In its current form, large scale agriculture in developed countries faces a number of increasingly serious threats. These include topsoil degradation, inefficient and unsustainable land usage requirements, pesticide and fertiliser runoff. In the developing world, food security is often an immediate concern. Stable agriculture can easily be disrupted by extreme weather incidents or long dry periods, unstable legal-political scenarios, and the cost of pesticides and fertilisers. Crucially, all of the above issues will be exacerbated by global population growth and climate change. Aeroponic growing systems have the potential to address these issues. Solving these problems will require large scale political will and co-operation which will not be precipitated without sufficient public awareness of the extent of these problems, and their technical solutions.

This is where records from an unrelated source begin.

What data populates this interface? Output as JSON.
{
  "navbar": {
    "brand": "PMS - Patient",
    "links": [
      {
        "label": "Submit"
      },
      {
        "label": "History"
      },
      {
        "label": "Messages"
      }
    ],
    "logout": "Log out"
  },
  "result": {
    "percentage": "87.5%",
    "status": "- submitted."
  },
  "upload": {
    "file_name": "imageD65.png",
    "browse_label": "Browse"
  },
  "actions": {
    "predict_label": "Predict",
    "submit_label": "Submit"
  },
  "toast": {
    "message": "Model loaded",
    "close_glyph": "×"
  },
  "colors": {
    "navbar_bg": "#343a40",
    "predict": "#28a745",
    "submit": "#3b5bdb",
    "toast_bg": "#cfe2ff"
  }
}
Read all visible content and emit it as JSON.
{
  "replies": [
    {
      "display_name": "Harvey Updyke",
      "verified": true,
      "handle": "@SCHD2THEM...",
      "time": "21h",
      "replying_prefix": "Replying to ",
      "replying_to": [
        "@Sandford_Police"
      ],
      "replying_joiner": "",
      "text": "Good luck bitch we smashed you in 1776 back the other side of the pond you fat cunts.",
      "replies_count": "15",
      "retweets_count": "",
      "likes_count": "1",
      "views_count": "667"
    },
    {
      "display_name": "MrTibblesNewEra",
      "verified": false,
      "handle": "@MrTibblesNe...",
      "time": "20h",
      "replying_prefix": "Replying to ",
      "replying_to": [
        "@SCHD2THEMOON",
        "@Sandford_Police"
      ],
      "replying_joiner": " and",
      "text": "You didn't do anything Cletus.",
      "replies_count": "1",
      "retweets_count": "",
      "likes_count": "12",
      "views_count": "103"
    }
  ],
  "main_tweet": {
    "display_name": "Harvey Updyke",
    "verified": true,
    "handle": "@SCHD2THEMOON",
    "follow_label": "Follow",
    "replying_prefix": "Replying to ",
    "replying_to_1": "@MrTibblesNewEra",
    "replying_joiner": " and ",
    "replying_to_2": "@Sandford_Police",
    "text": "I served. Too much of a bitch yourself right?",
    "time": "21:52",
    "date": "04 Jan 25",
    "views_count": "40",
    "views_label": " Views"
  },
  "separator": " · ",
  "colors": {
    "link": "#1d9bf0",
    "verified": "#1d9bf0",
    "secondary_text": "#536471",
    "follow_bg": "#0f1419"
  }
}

Although aeroponics systems have been used to grow a large variety of plants including microgreens, potatoes and tomatoes, it is smaller leafy greens which will be of particular interest here due to their fast seed-to-harvest time, which will help to evaluate the success of the aeroponic system. Whilst the exact plants are not specified at this stage, likely candidates include lettuce, spinach and rocket. The use of these plants as a proxy for a more diverse array of fruits and vegetables will be investigated where possible.
Hardware Design Goals
The main hardware design goal of the project is to produce an engaging aeroponics kit to stimulate interest in high-tech agriculture. It will feature a number of sensors and user controls to stimulate engagement. Although a basic growth recipe will be provided, the interactive nature of the prototype will allow users to perform more detailed optimisation for their specific location. The prototype will be usable by people who have an interest in aeroponics, but may not have direct technical knowledge of its inner workings. Specifically, the prototype will feature temperature and humidity sensors, in addition to a camera, which will be broadcast using a networked Raspberry Pi. The misting device duty cycle will also be user controllable. The data from the sensors will be broadcast over the network so that they can be monitored via a web app that will be developed, which will also enable users to modify the duty cycle. The sensors also serve as a proof-of-concept that may be scaled up such that growth protocols for particular plant species could be optimised by a ‘citizen science’ effort; this will be encouraged by the design of the final aeroponic kit, which will be accessible to DIY users.
Outcomes and Benefits
The primary outcome of this project will be the development of an engaging and accessible aeroponic growing kit that will stimulate interest in, and discussion of high-tech. Further, provision of an integrated instrumentation suite with a web app for data visualisation will provide a valuable contribution to the small but thriving aeroponic enthusiast community. By stimulating interest we aim to encourage others to consider aeroponics as a potential solution for issues of food security in the face of greater demands and the threats of climate change.